Später erzählten sie mir, und sie waren sichtlich stolz darauf, dass ich als Kind immer weggerannt sei, und sie mussten Tagelang nach mir suchen. Danach wurde ich immer durchgewalkt, aber davon erzählten sie nichts. Heute ist es auch verboten seine oder überhaupt Kinder zu schlagen.

Ich habe mich manchmal mit dem Kopf gegen eine Wand fallen lassen, wenn mich die Wucht einer Fawntz durch den Raum schleuderte, und wollte sehen, ob es ihnen vielleicht Leid täte, aber dann bekam ich noch mehr. Wenn ich schrie oder weinte, war ich ein Simulant und bekam noch mehr. Wenn ich zurückgetreten hatte, sollte mir eine Hand aus dem Grab wachsen, und ich bekam noch mehr.
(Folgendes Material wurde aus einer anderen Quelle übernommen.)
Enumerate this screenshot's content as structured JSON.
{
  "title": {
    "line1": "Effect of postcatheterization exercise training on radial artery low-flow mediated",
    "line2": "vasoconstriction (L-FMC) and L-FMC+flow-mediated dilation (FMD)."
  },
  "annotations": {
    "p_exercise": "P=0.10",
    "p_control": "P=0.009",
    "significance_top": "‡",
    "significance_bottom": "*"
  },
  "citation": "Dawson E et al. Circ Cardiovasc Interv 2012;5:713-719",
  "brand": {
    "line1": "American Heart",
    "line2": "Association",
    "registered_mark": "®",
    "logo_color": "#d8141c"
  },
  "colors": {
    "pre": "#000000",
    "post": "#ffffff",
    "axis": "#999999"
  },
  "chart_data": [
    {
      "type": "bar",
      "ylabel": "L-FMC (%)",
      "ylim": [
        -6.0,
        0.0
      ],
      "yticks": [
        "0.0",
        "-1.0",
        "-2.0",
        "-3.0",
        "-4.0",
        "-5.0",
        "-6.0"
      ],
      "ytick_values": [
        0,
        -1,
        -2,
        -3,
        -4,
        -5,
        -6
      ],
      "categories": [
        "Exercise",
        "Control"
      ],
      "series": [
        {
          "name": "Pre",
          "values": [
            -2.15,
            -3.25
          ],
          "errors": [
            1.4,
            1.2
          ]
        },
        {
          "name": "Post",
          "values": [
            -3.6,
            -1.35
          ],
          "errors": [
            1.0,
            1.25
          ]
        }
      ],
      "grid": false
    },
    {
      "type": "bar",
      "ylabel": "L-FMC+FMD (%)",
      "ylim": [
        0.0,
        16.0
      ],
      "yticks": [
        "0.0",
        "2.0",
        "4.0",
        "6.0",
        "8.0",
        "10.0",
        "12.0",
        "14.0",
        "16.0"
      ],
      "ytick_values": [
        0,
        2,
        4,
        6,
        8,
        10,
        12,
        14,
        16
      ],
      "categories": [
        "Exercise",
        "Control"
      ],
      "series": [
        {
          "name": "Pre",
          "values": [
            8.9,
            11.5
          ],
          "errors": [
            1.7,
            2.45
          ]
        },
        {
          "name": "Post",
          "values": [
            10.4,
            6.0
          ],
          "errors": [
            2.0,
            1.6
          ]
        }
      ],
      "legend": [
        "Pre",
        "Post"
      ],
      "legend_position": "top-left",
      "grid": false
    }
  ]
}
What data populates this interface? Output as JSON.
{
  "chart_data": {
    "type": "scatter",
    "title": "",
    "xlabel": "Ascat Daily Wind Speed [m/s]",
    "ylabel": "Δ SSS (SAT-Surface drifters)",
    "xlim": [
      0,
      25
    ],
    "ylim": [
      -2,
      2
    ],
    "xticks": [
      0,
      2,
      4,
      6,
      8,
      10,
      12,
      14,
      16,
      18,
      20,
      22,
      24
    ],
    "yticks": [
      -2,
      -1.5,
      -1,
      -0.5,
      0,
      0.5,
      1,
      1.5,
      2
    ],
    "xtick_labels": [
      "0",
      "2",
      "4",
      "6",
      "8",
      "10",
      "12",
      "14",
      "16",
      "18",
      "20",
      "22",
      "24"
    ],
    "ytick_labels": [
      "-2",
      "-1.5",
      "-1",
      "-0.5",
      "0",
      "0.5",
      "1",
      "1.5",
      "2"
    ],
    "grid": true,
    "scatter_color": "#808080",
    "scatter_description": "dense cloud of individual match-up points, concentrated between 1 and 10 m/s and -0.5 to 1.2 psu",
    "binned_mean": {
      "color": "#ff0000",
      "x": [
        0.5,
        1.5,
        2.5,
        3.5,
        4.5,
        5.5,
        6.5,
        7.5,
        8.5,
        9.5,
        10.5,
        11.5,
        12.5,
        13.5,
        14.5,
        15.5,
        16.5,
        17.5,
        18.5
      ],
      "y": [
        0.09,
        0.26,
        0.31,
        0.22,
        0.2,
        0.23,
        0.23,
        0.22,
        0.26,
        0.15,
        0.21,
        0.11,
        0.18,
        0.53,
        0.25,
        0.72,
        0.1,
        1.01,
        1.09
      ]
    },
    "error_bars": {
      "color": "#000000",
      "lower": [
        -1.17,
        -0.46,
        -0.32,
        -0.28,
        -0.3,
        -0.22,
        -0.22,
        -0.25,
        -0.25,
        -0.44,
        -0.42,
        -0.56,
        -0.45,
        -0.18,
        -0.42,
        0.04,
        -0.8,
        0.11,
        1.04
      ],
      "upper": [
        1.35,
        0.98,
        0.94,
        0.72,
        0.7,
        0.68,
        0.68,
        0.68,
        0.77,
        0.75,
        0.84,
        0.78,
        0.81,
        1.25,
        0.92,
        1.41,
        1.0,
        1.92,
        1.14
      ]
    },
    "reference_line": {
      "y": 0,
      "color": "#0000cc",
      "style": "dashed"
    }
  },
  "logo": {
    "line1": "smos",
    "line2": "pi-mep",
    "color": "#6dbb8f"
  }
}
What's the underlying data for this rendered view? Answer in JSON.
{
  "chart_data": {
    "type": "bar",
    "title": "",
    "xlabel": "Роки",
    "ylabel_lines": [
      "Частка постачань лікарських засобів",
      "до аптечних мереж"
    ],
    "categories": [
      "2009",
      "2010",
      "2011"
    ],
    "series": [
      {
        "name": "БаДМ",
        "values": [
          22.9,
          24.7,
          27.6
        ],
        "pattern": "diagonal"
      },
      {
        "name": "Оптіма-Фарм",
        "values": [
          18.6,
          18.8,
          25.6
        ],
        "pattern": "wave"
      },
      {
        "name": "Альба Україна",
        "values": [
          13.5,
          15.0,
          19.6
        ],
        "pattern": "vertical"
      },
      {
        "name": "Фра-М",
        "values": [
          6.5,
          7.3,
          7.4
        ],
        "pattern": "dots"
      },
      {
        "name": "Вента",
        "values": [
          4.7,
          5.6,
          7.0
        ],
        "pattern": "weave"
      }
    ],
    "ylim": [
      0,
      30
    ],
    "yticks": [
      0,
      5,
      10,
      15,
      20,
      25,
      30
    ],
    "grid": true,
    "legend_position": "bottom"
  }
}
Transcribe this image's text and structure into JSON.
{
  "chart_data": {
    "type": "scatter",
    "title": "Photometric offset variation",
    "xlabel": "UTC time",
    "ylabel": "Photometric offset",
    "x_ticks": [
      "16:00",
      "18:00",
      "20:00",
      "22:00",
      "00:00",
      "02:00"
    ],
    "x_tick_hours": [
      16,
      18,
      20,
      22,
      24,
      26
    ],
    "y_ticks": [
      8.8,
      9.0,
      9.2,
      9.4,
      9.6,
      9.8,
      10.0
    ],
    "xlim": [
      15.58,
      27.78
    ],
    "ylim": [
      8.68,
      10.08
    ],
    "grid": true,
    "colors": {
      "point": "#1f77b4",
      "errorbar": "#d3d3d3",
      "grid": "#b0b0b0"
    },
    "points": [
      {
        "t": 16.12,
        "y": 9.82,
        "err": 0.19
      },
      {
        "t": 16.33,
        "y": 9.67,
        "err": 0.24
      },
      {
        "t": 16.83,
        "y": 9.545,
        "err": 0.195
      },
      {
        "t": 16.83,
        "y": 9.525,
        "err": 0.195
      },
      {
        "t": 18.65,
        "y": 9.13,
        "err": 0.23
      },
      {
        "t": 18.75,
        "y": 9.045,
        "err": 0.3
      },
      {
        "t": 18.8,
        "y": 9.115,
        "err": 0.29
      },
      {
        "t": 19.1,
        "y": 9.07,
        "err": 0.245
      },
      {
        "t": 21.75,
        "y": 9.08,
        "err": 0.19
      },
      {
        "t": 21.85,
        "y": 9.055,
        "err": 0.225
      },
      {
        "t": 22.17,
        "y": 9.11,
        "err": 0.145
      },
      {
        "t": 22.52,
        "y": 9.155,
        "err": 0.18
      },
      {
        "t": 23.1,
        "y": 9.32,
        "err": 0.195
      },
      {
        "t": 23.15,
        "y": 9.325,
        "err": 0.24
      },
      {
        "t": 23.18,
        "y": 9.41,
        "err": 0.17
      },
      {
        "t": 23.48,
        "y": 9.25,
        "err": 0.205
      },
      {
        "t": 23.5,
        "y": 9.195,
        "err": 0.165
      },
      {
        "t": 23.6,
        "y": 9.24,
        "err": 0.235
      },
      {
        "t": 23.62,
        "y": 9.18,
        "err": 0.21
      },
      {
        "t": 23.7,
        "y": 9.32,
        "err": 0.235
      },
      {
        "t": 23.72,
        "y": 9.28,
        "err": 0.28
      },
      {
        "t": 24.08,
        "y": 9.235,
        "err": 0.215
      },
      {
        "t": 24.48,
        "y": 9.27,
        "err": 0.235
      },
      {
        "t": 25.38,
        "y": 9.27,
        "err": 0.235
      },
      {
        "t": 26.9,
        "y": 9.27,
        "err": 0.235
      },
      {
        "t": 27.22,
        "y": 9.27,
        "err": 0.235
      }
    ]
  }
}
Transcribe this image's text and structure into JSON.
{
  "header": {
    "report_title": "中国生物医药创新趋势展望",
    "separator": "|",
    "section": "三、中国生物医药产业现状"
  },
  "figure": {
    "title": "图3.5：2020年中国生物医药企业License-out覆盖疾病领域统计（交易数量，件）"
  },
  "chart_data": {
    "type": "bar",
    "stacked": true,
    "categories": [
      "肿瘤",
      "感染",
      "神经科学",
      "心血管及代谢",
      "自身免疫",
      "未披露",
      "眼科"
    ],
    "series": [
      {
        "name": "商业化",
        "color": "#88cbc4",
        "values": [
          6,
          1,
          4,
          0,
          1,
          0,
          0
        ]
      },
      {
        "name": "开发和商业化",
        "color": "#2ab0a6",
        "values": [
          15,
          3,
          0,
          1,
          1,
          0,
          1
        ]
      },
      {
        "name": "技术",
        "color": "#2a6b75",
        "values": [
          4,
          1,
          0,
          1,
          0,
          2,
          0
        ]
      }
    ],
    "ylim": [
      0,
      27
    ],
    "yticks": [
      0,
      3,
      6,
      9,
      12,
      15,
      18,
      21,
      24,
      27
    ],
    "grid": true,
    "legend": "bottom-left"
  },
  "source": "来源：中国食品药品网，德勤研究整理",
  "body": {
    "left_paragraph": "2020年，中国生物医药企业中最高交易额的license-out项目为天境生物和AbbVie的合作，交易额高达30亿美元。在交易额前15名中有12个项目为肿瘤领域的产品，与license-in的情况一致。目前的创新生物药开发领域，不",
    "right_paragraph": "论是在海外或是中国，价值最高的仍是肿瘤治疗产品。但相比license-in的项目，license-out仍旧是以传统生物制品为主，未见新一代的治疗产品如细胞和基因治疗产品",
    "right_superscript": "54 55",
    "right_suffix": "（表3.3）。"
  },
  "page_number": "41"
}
Ich erinnere mich an eine kalte Winternacht, der Schnee rieselte leicht und frei durch den Wind, und wir hatten bestimmt minus zwanzig Grad. Ich saß auf unserem Dach und war nackt. Ich dachte, ich würde vielleicht erfrieren, aber nach einigen Stunden bemerkte ich, dass ich mich langweilte, denn ich zählte die Sterne, und so stieg ich wieder zum Fenster hinein, zog mir etwas an und legte mich ins Bett, ich würde heute wohl nicht an einer Erkältung sterben, dachte ich, und so war es auch.
Ich hab es später nochmal am Tage versucht. Es war fantastisch, wie die kleinen weißen Pelzchen über mir hertanzten, und ich versank in vielerlei Träume unter einer Decke aus Schnee. Irgendwann dann wurde ich aber auch dessen ünerdrüssig, ich starrte in den weißen Himmel und zählte die Schneeflocken. Am Ende baute ich mir eine wohnliche Hütte im Wald und lebte darin, bis mich irgendwann jemand suchte. Das waren immer die schönsten Tage, und sie gingen im Fluge vorbei.
Ich habe fünfmal zuvor schon eine Hütte an fünf verschiedenen Orten gebaut, und jedesmal fand ich keinen anderen Ort geeigneter und versteckter gelegen. Diese Hütte aber lag an einem singenden Bach, und ich habe über den Frühling hinaus dort bis tief in den Mai gelebt. Die Wände meiner eigenen Bude waren aus Ästen, und das Dach war bedeckt mit zähem Laub. Ich bin irgendwann immer von selbst zurückgegangen, weil ich nicht wollte, dass sie mich finden, dieser Ort war mein heiligtum, er war zu schön für ihre hässlichen Fratzen, die sie immer zogen, wenn sie mit weit erhobenen Armen auf mich zurannten. Nein, sie wollten mich nicht an ihr Herz drücken. Das habe ich beim erstenmal noch geglaubt und lief ihnen freudestrahlend entgegen. Plötzlich hörte ich ein schrilles Piepen in meinem Ohr, ich sah ein paar Sterne aufblitzen und dann Pfiff es und mir wurde schwarz vor Augen, was mein Glück gewesen sei, sagten sie später und versetzten mir zwei, die ich offensichtlich im Wald versäumt hatte.

Ich glaube, sie hatten Recht, es war mein Glück, dass ich bewustlos geworden bin.